AFLplusplus
libafl-frida stalker miss many blocks?
I try to fuzz android library based libafl-frida. I write a harness library which uses dlopen to load the target library.
When fuzzing, I use frida to hook one of the functions in target library, and it was hit.
However, I print all block addresses in stalker transformer , the addresses in that function are not found.
I try to use javascript interface of stalker based frida-server, and everything seems good. I guessed it's the problem of frida-gum of rust. Anyone encounters the same problem?
I test it in samsung phone, the target library needed some libs of the samsung phone.
And I found it's not the problem of libafl. The problem is the achievement of frida stalker exclude function (frida-gum), I didn't know the reason why the stalker exclude works fail on my target, and i solved it by commenting on it, and this problem also exists in afl++ frida mode.
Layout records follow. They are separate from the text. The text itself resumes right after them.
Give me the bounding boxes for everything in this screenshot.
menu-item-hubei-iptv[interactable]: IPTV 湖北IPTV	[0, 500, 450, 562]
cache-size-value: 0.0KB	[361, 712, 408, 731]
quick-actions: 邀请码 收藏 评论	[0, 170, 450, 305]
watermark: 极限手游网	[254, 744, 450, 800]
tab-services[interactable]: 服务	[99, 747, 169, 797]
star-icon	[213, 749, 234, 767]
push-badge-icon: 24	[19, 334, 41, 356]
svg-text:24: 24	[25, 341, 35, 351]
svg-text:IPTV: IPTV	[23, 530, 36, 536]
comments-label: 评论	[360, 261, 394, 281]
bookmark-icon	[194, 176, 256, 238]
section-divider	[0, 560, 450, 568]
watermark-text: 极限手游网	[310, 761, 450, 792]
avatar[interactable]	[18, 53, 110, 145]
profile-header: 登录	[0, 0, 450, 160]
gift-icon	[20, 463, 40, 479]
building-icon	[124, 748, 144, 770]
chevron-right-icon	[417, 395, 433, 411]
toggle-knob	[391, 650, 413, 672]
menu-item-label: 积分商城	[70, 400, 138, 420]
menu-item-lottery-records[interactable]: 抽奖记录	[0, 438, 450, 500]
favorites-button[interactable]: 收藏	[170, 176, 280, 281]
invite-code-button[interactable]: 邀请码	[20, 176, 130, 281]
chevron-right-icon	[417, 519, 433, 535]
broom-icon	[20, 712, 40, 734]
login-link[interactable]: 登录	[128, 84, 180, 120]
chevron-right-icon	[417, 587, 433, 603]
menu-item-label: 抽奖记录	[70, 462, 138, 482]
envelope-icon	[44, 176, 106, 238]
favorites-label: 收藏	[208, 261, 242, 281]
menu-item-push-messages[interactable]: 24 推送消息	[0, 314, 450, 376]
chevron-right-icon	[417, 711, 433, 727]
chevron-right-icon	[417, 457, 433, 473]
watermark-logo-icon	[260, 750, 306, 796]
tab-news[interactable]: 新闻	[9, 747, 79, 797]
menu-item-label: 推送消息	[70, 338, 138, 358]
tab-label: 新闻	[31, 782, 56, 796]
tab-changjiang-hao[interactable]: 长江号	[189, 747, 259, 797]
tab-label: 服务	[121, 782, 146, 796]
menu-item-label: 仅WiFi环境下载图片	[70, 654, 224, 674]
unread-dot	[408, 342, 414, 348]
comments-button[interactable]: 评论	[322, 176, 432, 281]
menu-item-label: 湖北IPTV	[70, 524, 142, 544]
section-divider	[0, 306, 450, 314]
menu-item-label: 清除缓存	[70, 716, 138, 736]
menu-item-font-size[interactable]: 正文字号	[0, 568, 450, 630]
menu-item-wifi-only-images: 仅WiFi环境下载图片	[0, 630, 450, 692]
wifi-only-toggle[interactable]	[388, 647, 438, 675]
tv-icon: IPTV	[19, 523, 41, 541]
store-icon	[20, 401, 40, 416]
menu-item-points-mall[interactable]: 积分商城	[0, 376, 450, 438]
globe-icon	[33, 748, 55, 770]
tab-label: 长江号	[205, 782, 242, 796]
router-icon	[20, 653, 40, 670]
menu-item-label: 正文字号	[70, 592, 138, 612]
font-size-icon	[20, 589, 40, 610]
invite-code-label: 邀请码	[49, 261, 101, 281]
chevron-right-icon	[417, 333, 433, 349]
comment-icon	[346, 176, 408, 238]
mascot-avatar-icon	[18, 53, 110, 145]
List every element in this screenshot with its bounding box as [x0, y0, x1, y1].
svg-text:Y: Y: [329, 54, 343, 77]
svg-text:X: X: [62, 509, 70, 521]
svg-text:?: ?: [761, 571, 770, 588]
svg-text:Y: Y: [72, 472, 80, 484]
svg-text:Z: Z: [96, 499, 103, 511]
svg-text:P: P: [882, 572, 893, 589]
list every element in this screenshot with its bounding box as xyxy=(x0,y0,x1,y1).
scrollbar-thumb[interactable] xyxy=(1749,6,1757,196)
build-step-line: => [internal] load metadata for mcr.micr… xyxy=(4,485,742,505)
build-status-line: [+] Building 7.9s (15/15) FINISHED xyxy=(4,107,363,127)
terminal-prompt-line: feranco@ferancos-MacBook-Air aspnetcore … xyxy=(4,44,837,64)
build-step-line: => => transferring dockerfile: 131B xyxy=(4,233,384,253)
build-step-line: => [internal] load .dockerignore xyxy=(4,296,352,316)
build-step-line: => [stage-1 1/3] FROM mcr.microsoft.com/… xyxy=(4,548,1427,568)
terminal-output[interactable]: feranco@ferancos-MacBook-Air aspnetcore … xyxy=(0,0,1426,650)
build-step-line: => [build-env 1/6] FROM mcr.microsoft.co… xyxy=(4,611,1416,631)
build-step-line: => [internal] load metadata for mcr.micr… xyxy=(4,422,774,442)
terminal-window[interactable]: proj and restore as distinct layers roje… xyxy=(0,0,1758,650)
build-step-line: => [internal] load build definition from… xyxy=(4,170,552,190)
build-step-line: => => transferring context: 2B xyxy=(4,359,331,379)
thanks for the info so you mean these lines?
for range in ranges.gaps(&(0..usize::MAX)) {
println!("excluding range: {:x}-{:x}", range.start, range.end);
stalker.exclude(&MemoryRange::new(
NativePointer(range.start as *mut c_void),
range.end - range.start,
));
}
thanks for the info so you mean these lines?
for range in ranges.gaps(&(0..usize::MAX)) { println!("excluding range: {:x}-{:x}", range.start, range.end); stalker.exclude(&MemoryRange::new( NativePointer(range.start as *mut c_void), range.end - range.start, )); }
Sure, I comment stalker.exclude
This is the result of leaving out some -l arguments. There must be a clear line of execution from every function you want stalked back to the entry point. This is is because of how frida-stalker works.